SIMD-accelerated JSON validation.

if (Sonic::isValid($userInput)) {
    $data = Sonic::decode($userInput);
}

Modern API (Sift class)

The Sift class provides the same methods as Sonic, plus the Query API.

Sift::query(string $json): Query

Create a lazy Query object for chainable JSON navigation.
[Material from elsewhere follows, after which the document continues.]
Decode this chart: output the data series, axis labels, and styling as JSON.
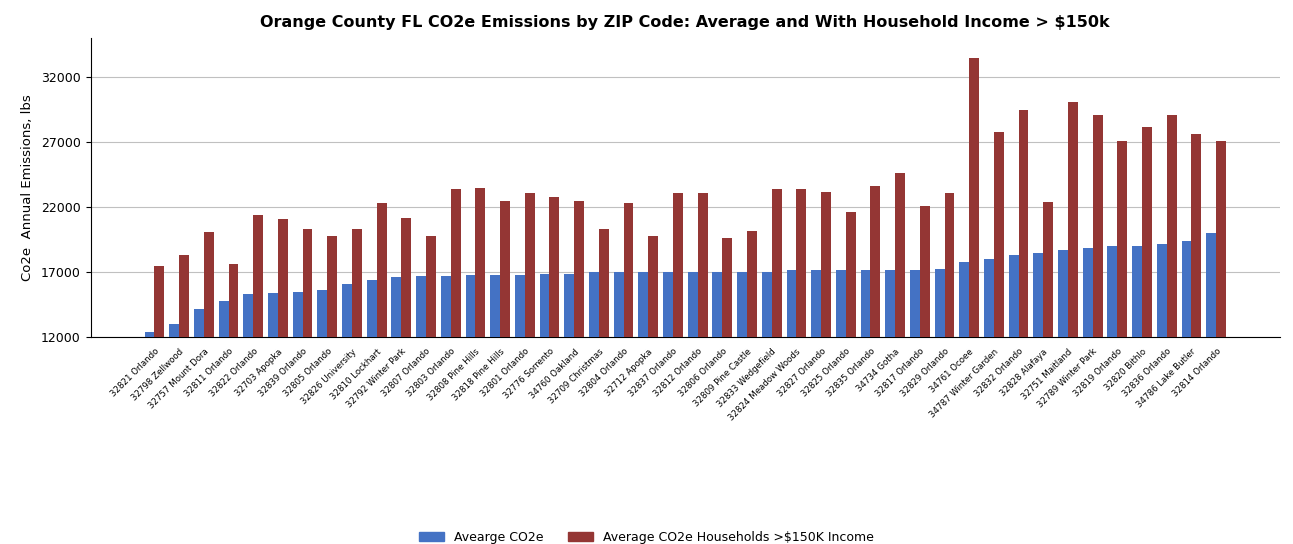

$json = '{"users": [{"id": 1, "email": "alice@example.com", "active": true}]}';

// Chainable navigation - stays in Rust until hydration
$email = Sift::query($json)
    ->get('users')
    ->index(0)
    ->get('email')
    ->string();
// Returns: "alice@example.com"

Query API Methods

Navigation (returns Query)

Method Description
pointer(string $ptr) Navigate using RFC 6901 JSON pointer
get(string $key) Navigate into object by key
index(int $idx) Navigate into array by index

Hydration (extracts value)

Method Returns Description
string() string Extract as string
int() int Extract as integer
float() float Extract as float
bool() bool Extract as boolean
value() mixed Full hydration to PHP array/value
raw() string Get raw JSON substring

Type Checking

Method Returns Description
isNull() bool Check if value is null
isArray() bool Check if value is array
isObject() bool Check if value is object
getType() string Get type as string

Query Example

$json = '{"users": [{"id": 1, "profile": {"email": "alice@example.com"}}]}';

// Create query once, reuse for multiple extractions
$users = Sift::query($json)->get('users');

$email0 = $users->index(0)->get('profile')->get('email')->string();

// Using pointer syntax
$email = Sift::query($json)->pointer('/users/0/profile/email')->string();

// Type checking before extraction
$q = Sift::query($json)->pointer('/users/0');
if ($q->isObject()) {
    $user = $q->value();
}

// Get raw JSON without parsing
$rawUsers = Sift::query($json)->get('users')->raw();
// Returns: '[{"id": 1, "profile": {"email": "alice@example.com"}}]'

JSON Pointer Syntax

JSON pointers follow RFC 6901:

Pointer Description
"" Root document
/foo Key "foo" at root
/foo/0 First element of array "foo"
/foo/bar/baz Nested path
/a~1b Key "a/b" (escaped slash)
/a~0b Key "a~b" (escaped tilde)

Security

Sift includes several security hardening measures:

Protection Limit Description
Input size 64 MB Maximum JSON input size
Nesting depth 512 Maximum nesting depth (same as PHP's json_decode)
Pointer segments 256 Maximum path segments in pointers
Integer overflow Safe Large u64 values convert to float instead of overflowing
Negative indices Rejected Negative array indices return an error

Benchmarks

Run benchmarks after installation:

make bench

Expected Results

Operation json_decode Sonic::decode Sonic::get
Full decode (10K records) 100ms 45ms N/A
Extract single value 100ms 45ms 5ms
Memory (50K records) 150MB 120MB 1MB

Results vary by hardware and JSON structure

Development

# Run all tests
make test

# Run PHP tests only (requires extension installed)
make test-php

# Run tests in Docker
make docker-test

# Format code
make fmt

# Lint code
make lint

Architecture

See ARCHITECTURE.md for details on:

  • Memory management between PHP's Zend Arena and Rust's ownership model
  • Query API lazy evaluation design
  • SIMD optimization strategies
  • Security measures and limits
  • Error handling across the FFI boundary

Acknowledgements

This project builds on excellent open-source libraries:

  • sonic-rs - The SIMD-accelerated JSON engine (Apache-2.0)
  • ext-php-rs - PHP/Rust bindings (MIT/Apache-2.0)

See NOTICE file for full attribution.

License

MIT License - see LICENSE file for details.